ORS § 465.484

Current through 2024 Regular Session legislation effective June 6, 2024
Section 465.484 - Unfair environmental claims settlement practices; environmental claim mediation; damages
(1) An insurer or any other person may not commit any of the following unfair environmental claims settlement practices:
(a) Failure to commence investigation of an environmental claim within 15 working days after receipt of a notice of an environmental claim or failure to diligently respond to tenders of environmental claims, provided that an excess insurer may rely on the investigation of a primary insurer.
(b) Failure to make timely payments for costs reasonably incurred in the defense of environmental claims or for reasonable costs for which indemnity is owed.
(c) Denial of a claim for any improper purpose, such as to harass or to cause unnecessary delay or to needlessly increase the cost of litigation.
(d) Require that the insured provide answers to repetitive questions and requests for information concerning matters or issues unnecessary for resolution of the environmental claim of the insured, provided that an insurer may reserve its rights as to information that is not available at the time of the correspondence.
(e) Failure to pay interest as specified in ORS 82.010:
(A) On payments that an insured has made and that the insurer is legally obligated to pay as costs of defense or indemnity, provided that interest begins to accrue only on the 31st day after the claim for payment or reimbursement is presented or payment is made by the insured, whichever is later; or
(B) On overdue payments that an insurer agreed to make pursuant to an agreed settlement with an insured, provided that interest begins to accrue on the 31st day after the date of the settlement or on the date by which the insurer agreed to make the payment, whichever is later.
(f) Violation by insurers as described in ORS 465.479 (9)(a).
(2)
(a) In addition to the unfair environmental claims settlement practices specified in subsection (1) of this section, it is an unfair environmental claims settlement practice for an insurer to fail to participate in good faith in a nonbinding environmental claim mediation described under this subsection that is requested by an insured concerning the existence, terms or conditions of a lost policy or regarding coverage for an environmental claim.
(b) The insured may request in writing that the insurer participate in a nonbinding environmental claim mediation.
(c) Upon request from an insured to participate in a nonbinding environmental claim mediation, an insurer shall provide an insured with information concerning nonbinding environmental claims mediation.

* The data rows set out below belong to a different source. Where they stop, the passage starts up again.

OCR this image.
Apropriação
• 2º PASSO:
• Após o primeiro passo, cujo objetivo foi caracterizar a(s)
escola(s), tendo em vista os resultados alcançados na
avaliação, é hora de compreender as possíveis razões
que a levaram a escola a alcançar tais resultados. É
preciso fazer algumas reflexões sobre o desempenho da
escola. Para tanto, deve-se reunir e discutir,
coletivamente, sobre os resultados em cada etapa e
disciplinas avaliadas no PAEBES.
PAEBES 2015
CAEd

The information must include, but need not be limited to, a description of how an insured can efficiently commence the mediation with the insurer.
(d) The purposes of the nonbinding environmental claim mediation include, but are not limited to, the following:
(A) To assist the parties in resolving disputes concerning whether or not a general liability insurance policy applicable to the environmental claim was issued to the insured by the insurer and concerning the relevant terms, conditions and exclusions;
(B) To determine whether the entire claim, or a portion thereof, can be settled by agreement of the parties;
(C) To determine, if the claim cannot be settled, whether one or more issues can be resolved to the satisfaction of the parties; and
(D) To discuss any other methods of streamlining or reducing the cost of litigation.
(e) Unless otherwise agreed, information provided and statements made by either party in a mediation shall be kept confidential by the parties and used only for purposes of the mediation in accordance with ORS 36.220.
(f) The insured and the insurer shall have representatives present, or available by telephone, with authority to settle the matter at all mediation sessions.
(3) The unfair environmental claims settlement practices specified in this section are in addition to any provisions relating to unfair claim settlement practices under ORS 746.230.
(4)
(a) Any insured aggrieved by one or more unfair environmental claims settlement practices specified in this section may apply to the circuit court for the county in which the insured resides, or any other court of competent jurisdiction, to recover the actual damages sustained, together with the costs of the action, including reasonable attorney fees and litigation costs.
(b) Twenty days prior to filing an action based on this section, the insured must provide written notice of the basis for the cause of action to the insurer and office of the Director of the Department of Consumer and Business Services. Notice and proof of notice must be provided by regular mail, registered mail or certified mail with return receipt requested. The insurer and director are deemed to have received notice three business days after the notice is mailed.
(c) If the insurer fails to resolve the basis for the action within the 20-day period after the written notice by the insured, the insured may bring the action without any further notice.
(d) If a written notice of claim is served under paragraph (b) of this subsection within the time prescribed for the filing of an action under this subsection, the statute of limitations for the action is tolled during the period of time required to comply with paragraph (b) of this subsection.
(e) In any action brought pursuant to this subsection, the court may, after finding that an insurer has acted unreasonably, increase the total award of damages to an amount not to exceed three times the actual damages.
(f) An action under this subsection must be brought within two years from the date the alleged violation is, or should have been, discovered.
(5) The provisions of this section do not limit the ability of a court to provide for any other remedy that is available at law.

ORS 465.484

Amended by 2023 Ch. 235,§ 1, eff. 1/1/2024.